Somali Community Parents Association
Supplementary Education theme

£129,670 over two years

In front of a packed hall, with microphone in hand, a Somali teenager feeds back on why his team thinks communication is important: “It is most vital when looking for a job and it helps you understand different people from different backgrounds,” he says, reading from a long list.

This is one of the first sessions of a PHF-funded speaking and listening skills course run by the Somali Community Parents Association (SOCOPA), a support project in Leicester that motivates and champions the local Somali community with a range of advice, training, English classes and addiction mentoring.

Its founder and executive manager, Abdikayf Farah, says: “Since we began in 2005 we have always worked with our local schools, helping families engage and integrate as well as educating the school about our culture.”

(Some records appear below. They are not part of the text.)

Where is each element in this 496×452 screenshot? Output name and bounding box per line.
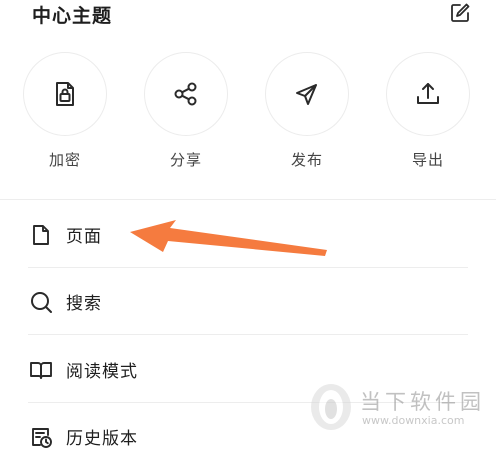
edit-icon <box>451 3 470 22</box>
export-label: 导出 <box>411 151 444 169</box>
panel-header: 中心主题 <box>0 0 496 30</box>
edit-button[interactable] <box>448 1 472 25</box>
encrypt-file-icon <box>56 82 74 106</box>
export-button[interactable]: 导出 <box>386 52 470 170</box>
menu-item-reading-mode[interactable]: 阅读模式 <box>0 337 496 403</box>
history-icon <box>32 428 52 448</box>
action-row: 加密 分享 发布 导出 <box>0 52 496 182</box>
share-icon <box>174 82 197 106</box>
panel-title: 中心主题 <box>32 5 113 27</box>
publish-circle <box>265 52 349 136</box>
menu-item-label: 搜索 <box>66 294 102 314</box>
menu-item-label: 页面 <box>66 227 102 247</box>
menu-item-page[interactable]: 页面 <box>0 202 496 268</box>
section-divider <box>0 199 496 200</box>
menu-divider <box>28 402 468 403</box>
topic-menu-panel: 中心主题 加密 分享 发布 导出 页面 搜索 阅读模式 历史版本 当下软件园 w… <box>0 0 496 452</box>
share-button[interactable]: 分享 <box>144 52 228 170</box>
menu-divider <box>28 334 468 335</box>
search-icon <box>31 292 52 313</box>
publish-button[interactable]: 发布 <box>265 52 349 170</box>
menu-item-label: 历史版本 <box>66 429 138 449</box>
share-circle <box>144 52 228 136</box>
encrypt-button[interactable]: 加密 <box>23 52 107 170</box>
menu-item-history[interactable]: 历史版本 <box>0 404 496 452</box>
share-label: 分享 <box>169 151 202 169</box>
book-icon <box>30 362 52 379</box>
encrypt-circle <box>23 52 107 136</box>
export-circle <box>386 52 470 136</box>
menu-item-search[interactable]: 搜索 <box>0 269 496 335</box>
encrypt-label: 加密 <box>48 151 81 169</box>
menu-divider <box>28 267 468 268</box>
menu-item-label: 阅读模式 <box>66 362 138 382</box>
export-icon <box>417 83 439 104</box>
page-icon <box>33 225 49 245</box>
publish-label: 发布 <box>290 151 323 169</box>
send-icon <box>296 84 317 105</box>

Despite best efforts, attainment at school-leaving age, particularly among boys, is low. “Just filling out an application or making a call to a prospective employer is challenging for many young people,” says Abdikayf.

The course is a pilot – run during the three half-term holidays – to support 11–19 year olds with their speaking and listening core skills by engaging them in community projects and debating issues relevant to the Somali population.

Crammed into the first week were visits to older people’s homes, hands-on painting and decorating and video- making. “In each situation they were interacting with other people,” explains Abdikayf. “At the end of the week there was another presentation – attended by parents – where the whole group reported on its achievements.”

The subsequent weeks of the course saw the young people explore issues of democracy and cultural awareness, examining stereotypes and challenging perceptions of themselves within the wider community. The grant allowed SOCOPA to enlist partners to deliver what is an intensive programme including a session with the UK Parliamentary Outreach Service, a Q&A session with the local MP, and support from a number of other charities.

“The feedback has been amazing. The whole community has got behind the project. The young people really enjoyed it and their confidence shot up,” says Abdikayf.

“It’s not easy working with a community that has experienced the trauma of civil war for such a long time. There is little trust between each other but with our philosophy of openness and transparency we hope to rebuild that trust. It’s challenging but when you see the results of projects like this it’s also very rewarding.”